- The native token of crypto.com Cronos(CRO) went down to a 22-month low.
- Withdrawals were triggered after CEO admitted to mishandling a $400M transaction.
- Binance CEO Zhao also suggested users to “stay away” after Marszalek’s confession.
On Monday, the native crypto of Crypto.com, Cronos, went down to a 22-month low. The plunge comes at a time when centralized exchanges have been on the radar since the crash of the leading crypto-exchange, FTX.
Cronos(CRO) went down 28% to $0.0557, and is nearly down by 50% over the past week. The drop was a ripple effect arising from investors fearing a potential liquidity fate like that of FTX. Currently, CRO is trading at $0.0742.
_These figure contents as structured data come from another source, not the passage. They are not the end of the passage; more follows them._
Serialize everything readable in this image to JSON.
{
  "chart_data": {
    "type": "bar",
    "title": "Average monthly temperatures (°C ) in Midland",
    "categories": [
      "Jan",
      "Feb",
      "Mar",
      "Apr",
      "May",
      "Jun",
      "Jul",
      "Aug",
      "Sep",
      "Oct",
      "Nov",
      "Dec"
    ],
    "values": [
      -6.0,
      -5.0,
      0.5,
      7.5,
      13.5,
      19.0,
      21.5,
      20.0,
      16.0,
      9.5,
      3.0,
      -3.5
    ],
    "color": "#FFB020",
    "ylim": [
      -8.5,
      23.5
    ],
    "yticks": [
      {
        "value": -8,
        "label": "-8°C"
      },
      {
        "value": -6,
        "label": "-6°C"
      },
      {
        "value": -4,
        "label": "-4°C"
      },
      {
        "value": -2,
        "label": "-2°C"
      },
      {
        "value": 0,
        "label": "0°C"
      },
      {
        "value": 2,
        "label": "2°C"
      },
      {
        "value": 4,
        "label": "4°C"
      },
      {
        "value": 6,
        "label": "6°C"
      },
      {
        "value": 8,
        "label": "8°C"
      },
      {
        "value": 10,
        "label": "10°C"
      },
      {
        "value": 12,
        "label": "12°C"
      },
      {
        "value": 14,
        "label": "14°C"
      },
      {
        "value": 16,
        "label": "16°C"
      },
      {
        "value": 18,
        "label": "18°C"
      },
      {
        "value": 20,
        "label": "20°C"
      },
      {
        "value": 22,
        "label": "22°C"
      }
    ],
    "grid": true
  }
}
The sudden frenzy took place as investors started withdrawing their assets over the weekend after the firm’s CEO, Kris Marszalek admitted to mishandling a $400 million transaction. An on-chain data revealed that the firm had sent nearly 82% of its Ethereum reserves to a wallet linked to Gate.io in October. However, Marszalek later assured users that their funds are safe.
Even though the funds were later recovered, investors accused the firm of its false claims that all user funds are held offline in cold wallets.
Moreover, the exchange recently disclosed that 20% of its reserves were in the meme-coin Shiba Inu, thus further irking investors. The disclosure was made shortly after FTX was found mishandling users’ funds and being unable to meet withdrawals.
Binance CEO Changpeng Zhao also took a dig at the explosive revelation and suggested users to “stay away.”
Crypto.com announced that their CEO will go live on Youtube to address all doubts and speculations around the ‘transactions’ reported by the firm.
FTX’s bankruptcy has caused a lot of damage to the market even while it was struggling with the bearish trends. Crypto lender BlockFi too suspended withdrawals due to its exposure to FTX.